Growing up I was always fascinated with technology and the different ways that it impacted my daily life. Though I do not have much of a perspective on what life as an adult is like without e-mails, cell phones and the internet as we know it today, from what I can tell I have always been on the benefiting end of the technology boom. I earned my first cell phone in 2003 at the age of 12, was an early adapter to Facebook at some point in 2005, and I have continued to pick up on emerging technology trends from next generation video games to the emerging social media outlets. Because I was so young when all of this new technology began to surface, it always begged the question for me of, “when will I not understand the technology around me?”. I look back on my parents interrogating me on why I wanted to add a text messaging plan to the cell phones; to them there was no reason to pay extra money for a seemingly useless service when a quick phone call would do all the same. It was incredibly frustrating for me having to wait until they fully understood something as innovative as the text message, and I vowed never to get to that point.
Once Facebook came onto the scene, it was as if another Pandora’s box was opened. Blending technology and the internet with a social platform was something new, powerful, and potentially dangerous. The change brought about skeptics from all angles, but even still I could not understand what all of the noise was about. It was clearly a cool thing that would allow me to waste even more time in my high school and college years. Then came Twitter, one of the more confusing things for me to grasp initially, but a platform that I have gotten more comfortable with throughout my 7 years using it. But I could tell that things were getting a little bit more difficult for me to fully understand, similar to my parents and text messaging.
With Twitter and Facebook in the mix they created opportunities to continue to expand into the social networking space. Services such as Instagram and Tumblr started to become popular, and it wasn’t long before you could comment on sites such as Yelp! and YouTube using your login from those types of platforms. The foundation was laid with those two in what I consider the emergence of social networks, but I feel as if the time where I begin to question the next emergence of these platforms is sneaking closer and closer, with emphasis on platforms like Snapchat. As a (somewhat) recent college undergraduate I still feel very connected to what is going on in the technology/social media space, but Snapchat was the first platform that really made me question if it was all passing me by.
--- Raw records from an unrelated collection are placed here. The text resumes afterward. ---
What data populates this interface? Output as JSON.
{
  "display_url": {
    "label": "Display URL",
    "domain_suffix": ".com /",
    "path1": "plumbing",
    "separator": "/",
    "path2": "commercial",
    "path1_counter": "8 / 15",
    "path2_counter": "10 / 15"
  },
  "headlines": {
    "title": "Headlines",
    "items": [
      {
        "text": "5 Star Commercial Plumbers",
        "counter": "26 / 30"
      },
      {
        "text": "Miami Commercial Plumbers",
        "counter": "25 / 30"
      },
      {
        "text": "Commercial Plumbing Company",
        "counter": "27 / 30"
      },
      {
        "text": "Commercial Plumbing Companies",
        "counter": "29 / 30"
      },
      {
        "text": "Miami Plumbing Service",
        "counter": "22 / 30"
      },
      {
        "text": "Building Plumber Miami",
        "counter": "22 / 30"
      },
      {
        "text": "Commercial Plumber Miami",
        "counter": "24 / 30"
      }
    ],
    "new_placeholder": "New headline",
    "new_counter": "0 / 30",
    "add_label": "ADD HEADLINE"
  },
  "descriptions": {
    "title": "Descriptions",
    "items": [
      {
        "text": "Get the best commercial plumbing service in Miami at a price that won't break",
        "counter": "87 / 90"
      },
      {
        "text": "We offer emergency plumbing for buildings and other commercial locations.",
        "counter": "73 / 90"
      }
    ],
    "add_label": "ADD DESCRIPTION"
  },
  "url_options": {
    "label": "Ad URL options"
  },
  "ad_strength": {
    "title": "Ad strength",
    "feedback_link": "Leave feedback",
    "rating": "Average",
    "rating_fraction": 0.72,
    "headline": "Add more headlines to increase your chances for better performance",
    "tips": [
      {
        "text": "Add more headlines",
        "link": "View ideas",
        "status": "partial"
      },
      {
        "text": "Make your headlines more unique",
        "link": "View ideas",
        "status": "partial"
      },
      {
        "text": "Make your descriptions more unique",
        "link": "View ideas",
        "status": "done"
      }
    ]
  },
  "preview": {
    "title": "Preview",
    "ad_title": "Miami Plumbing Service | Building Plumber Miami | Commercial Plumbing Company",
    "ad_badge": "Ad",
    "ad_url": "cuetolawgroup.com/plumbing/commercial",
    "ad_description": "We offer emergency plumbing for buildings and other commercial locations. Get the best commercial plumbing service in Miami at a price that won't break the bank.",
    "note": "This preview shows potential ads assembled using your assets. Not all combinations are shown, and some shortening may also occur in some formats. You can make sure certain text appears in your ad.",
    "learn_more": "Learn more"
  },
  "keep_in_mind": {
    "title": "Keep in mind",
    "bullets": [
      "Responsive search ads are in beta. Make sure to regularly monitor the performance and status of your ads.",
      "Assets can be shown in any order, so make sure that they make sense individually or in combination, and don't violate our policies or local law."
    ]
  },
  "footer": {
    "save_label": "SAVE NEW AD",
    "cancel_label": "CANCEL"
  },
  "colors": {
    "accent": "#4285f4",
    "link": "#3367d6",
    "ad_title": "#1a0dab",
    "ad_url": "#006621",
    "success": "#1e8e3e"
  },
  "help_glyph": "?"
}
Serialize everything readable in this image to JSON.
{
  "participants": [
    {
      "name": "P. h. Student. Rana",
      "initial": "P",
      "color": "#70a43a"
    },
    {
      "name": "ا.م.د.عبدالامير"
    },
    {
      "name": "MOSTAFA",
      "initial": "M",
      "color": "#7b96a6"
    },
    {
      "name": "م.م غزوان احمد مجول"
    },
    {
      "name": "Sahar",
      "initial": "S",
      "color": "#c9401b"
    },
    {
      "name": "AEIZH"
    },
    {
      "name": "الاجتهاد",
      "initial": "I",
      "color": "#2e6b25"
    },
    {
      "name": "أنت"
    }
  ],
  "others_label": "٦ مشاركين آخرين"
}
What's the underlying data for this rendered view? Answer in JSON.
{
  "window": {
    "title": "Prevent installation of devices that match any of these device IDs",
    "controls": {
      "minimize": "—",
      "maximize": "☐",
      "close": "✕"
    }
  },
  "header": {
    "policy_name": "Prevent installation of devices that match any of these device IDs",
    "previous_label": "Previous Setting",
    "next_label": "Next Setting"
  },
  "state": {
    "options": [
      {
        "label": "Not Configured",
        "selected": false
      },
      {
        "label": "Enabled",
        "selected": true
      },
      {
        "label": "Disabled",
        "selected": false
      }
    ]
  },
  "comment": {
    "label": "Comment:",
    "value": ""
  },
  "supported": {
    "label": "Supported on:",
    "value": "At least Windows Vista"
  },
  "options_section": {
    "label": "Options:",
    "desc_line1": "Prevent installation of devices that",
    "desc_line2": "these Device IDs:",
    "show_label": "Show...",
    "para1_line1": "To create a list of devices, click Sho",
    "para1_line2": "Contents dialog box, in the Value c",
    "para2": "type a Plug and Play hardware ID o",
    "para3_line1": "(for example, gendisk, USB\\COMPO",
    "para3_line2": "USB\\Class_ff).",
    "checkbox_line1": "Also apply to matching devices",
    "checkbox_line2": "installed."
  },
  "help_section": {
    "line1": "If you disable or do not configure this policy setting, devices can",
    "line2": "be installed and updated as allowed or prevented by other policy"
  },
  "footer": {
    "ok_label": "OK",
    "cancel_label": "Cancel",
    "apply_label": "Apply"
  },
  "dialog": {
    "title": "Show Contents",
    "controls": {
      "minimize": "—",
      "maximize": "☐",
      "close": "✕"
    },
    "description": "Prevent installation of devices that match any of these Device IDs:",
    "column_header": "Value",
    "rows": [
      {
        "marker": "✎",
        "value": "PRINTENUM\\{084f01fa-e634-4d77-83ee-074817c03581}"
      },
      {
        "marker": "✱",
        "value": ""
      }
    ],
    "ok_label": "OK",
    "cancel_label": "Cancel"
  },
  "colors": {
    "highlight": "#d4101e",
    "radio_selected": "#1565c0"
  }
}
The service started out as a simple picture sharing application, with messages (snaps) that would disappear after a set amount of time, no longer than ten seconds. I was confused at first, as were many of my friends, but we eventually caught on and began using it regularly. Then the updates started to come, and one of the most surprising things I have personally followed with social media, when the creators of Snapchat turned down a multi-billion dollar offer from Facebook. The questions were endless:
- Why would they ever turn down so much money for such a simple idea?
- Why would Facebook offer so much money for something so…simple?
- What plans could either side possibly have to turn this into a valuable business?
These questions and more bothered me for months, and now I am begining to see some of the answers manifest. We began to see Snapchat tap into a unique service by offering media outlets, news channels and the like have their own dedicated pages in the app. They introduced new “Live Moments” where you are able to submit your own snap videos to a collective story based around an event near your geographical location. And perhaps the newest and most intriguing avenue they have ventured down is their ability to offer celebrities a new place to earn a following. With the likes of Kylie Jenner and DJ Khaled commanding millions of followers based solely on their Snapchat stories, there is no telling where it goes from here. I personally see this as the emergence of the next cycle of social media trends, but only time will tell.